The Real Reason Your Eggplant Isn't Crispy

A mainstay of vegan and vegetarian cooking, as well as one of the most prominent types of produce used in main entrees, eggplant is a stalwart of the culinary world. Unfortunately, though, many are often stymied by the complexities of cooking it, sometimes finding it bitter, soggy, mushy, or otherwise unappetizing. When it's done well, though? It's unbeatable. 

As astutely noted by The Awl, eggplant "is DECADENT. It is INDULGENT. It is LUXURIOUS." We couldn't phrase it any better. The surprising truth about eggplant is that it's just as versatile as more common vegetables like potatoes or cauliflower. From eggplant parmigiana and caponata to ratatouille, baba ganoush, and eggplant curry, the fruit-that-many-assume-is-a-vegetable is a protagonist of many dishes — and for good reason. 

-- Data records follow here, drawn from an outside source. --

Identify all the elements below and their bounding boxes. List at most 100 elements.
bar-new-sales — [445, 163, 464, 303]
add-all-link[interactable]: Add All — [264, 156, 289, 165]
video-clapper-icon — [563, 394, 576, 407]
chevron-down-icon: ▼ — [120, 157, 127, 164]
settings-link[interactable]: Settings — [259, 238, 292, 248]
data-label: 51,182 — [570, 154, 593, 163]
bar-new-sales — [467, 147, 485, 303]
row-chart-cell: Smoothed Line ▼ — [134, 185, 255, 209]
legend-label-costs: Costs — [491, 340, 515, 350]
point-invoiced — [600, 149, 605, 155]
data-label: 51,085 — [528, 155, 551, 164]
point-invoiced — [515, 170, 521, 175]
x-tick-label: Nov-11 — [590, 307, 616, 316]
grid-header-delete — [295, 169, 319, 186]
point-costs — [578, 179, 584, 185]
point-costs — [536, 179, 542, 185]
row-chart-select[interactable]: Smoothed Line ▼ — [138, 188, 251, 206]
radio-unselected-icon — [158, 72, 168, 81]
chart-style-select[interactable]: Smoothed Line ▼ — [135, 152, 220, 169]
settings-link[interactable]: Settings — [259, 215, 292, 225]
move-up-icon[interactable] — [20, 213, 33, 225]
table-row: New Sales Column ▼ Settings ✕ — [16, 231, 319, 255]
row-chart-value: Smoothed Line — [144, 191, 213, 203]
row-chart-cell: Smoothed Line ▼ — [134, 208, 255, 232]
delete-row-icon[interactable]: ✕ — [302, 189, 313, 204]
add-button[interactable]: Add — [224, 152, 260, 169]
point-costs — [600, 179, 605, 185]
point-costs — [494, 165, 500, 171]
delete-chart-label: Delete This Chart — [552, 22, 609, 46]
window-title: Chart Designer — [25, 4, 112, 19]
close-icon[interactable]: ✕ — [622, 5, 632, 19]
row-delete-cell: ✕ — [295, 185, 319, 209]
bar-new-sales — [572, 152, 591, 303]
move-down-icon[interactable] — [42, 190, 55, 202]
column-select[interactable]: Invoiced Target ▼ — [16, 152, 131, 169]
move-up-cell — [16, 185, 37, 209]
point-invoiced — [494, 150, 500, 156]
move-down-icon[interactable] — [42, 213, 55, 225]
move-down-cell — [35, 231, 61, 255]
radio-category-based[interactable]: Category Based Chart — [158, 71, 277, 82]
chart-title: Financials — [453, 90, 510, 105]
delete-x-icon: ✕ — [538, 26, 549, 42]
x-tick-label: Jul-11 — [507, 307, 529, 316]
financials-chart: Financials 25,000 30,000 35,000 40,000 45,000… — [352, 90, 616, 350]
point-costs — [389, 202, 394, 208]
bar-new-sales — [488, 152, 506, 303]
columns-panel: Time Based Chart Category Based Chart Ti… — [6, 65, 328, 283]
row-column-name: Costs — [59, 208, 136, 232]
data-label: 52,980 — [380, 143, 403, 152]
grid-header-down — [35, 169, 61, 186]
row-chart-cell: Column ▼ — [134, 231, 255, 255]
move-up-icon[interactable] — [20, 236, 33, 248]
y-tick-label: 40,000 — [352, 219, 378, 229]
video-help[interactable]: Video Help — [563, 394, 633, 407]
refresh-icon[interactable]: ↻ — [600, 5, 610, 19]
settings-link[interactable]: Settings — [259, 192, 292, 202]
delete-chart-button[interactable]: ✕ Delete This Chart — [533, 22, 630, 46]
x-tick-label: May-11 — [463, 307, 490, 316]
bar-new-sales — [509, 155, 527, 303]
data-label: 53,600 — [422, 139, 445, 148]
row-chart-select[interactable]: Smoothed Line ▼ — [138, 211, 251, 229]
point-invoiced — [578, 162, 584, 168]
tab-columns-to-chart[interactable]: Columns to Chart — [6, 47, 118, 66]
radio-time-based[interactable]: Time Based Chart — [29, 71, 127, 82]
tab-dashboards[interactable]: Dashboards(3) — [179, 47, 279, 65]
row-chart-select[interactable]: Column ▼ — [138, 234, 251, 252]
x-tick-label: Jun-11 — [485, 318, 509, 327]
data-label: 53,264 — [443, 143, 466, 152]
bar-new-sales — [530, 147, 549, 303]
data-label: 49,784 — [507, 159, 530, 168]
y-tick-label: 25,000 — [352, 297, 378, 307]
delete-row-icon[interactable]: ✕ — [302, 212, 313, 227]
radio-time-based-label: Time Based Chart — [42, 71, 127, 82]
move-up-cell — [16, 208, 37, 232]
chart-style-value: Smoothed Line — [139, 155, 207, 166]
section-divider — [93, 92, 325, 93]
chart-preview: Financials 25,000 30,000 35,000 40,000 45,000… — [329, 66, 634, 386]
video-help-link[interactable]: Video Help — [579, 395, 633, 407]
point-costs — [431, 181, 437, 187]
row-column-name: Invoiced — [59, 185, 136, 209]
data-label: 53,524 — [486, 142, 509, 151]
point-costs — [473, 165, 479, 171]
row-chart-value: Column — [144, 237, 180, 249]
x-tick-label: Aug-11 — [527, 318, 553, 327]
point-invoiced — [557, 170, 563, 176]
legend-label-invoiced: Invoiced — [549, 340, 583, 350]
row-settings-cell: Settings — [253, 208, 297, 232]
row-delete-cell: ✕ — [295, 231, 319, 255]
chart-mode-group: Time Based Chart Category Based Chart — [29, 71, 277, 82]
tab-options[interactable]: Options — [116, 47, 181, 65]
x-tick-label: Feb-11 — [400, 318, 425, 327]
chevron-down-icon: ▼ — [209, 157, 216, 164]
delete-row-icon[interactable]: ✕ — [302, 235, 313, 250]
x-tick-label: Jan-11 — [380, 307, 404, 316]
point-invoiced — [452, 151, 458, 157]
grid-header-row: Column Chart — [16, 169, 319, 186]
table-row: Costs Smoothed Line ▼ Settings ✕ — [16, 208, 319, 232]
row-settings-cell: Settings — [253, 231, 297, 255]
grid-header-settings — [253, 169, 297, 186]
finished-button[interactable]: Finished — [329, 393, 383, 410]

What are the tricks of the trade? How does one ensure that eggplant cookery is proper and the result is crisp, tender, and deeply flavorful, whether the eggplant is the main component or a quick side? Here, we've assembled the best tips to make your eggplant crispy every time.

How to prepare eggplant

Lancaster Online swears by a tip that many chefs also abide by: the pre-cook salting, specifically stating to "sprinkle coarse or sea salt on sliced eggplant and let it sit for 10 to 20 minutes" before rinsing, drying, and cooking as you would normally. This is said to bolster the inherent textural and structural integrity of the eggplant itself, as well as release some of the moisture that can hinder proper browning or crisping. The outlet also notes that a peeled eggplant will naturally be slightly less bitter.

On the other hand, Blue Apron notes that overtly bitter eggplant is a thing of the past, stating that the majority of today's eggplants don't require pre-salting to mitigate bitterness. Regardless, pre-salting can always be great idea whenever you're looking to really crisp up your eggplant as best as possible. Furthermore, some note that salting can also be dependent on the type of dish being made. For example, Today notes that there's no need for pre-salting when you're making a "dish like ratatouille, pureed eggplant, or any other stew recipe."

Another great tip? As noted by Bon Appétit, breading or coating your eggplant prior to cooking can be helpful across the board, lending texture, flavor, and helping to mitigate any excessive oil absorption. The breading essentially forms a shield that'll help prevent the spongy-like oil soaking that might happen otherwise. 

How to cook eggplant

When it comes to the actual cookery, Allrecipes notes that it's important to keep your eggplant evenly spaced and not overcrowded, or otherwise you risk steaming them instead of getting a rich, proper caramelization. The ideal end texture is a crisp, caramelized exterior with a soft, nearly melt-in-your-mouth interior. Allrecipes also warns not to overuse oil while cooking, because eggplant's porous nature can very easily soak it all up and then your eggplant will be greasy, laden, and not especially appetizing. Lastly, Allrecipes notes that eggplant is not a vegetable that can be cooked super quickly, and that it should be cooked for a minimum of 15 to 20 minutes before it can be consumed. Undercooked eggplant is not an alluring flavor; trust us!

Furthermore, The Kitchn references a technique from Nancy Silverton that actually involves baking an eggplant in a baking sheet that is placed "directly on the bottom of the oven." Be mindful, though, because this method can very easily burn your eggplant if you're not frequently turning it, with The Kitchn also noting that it can "produce a lot of steam, so be careful when you open the oven door."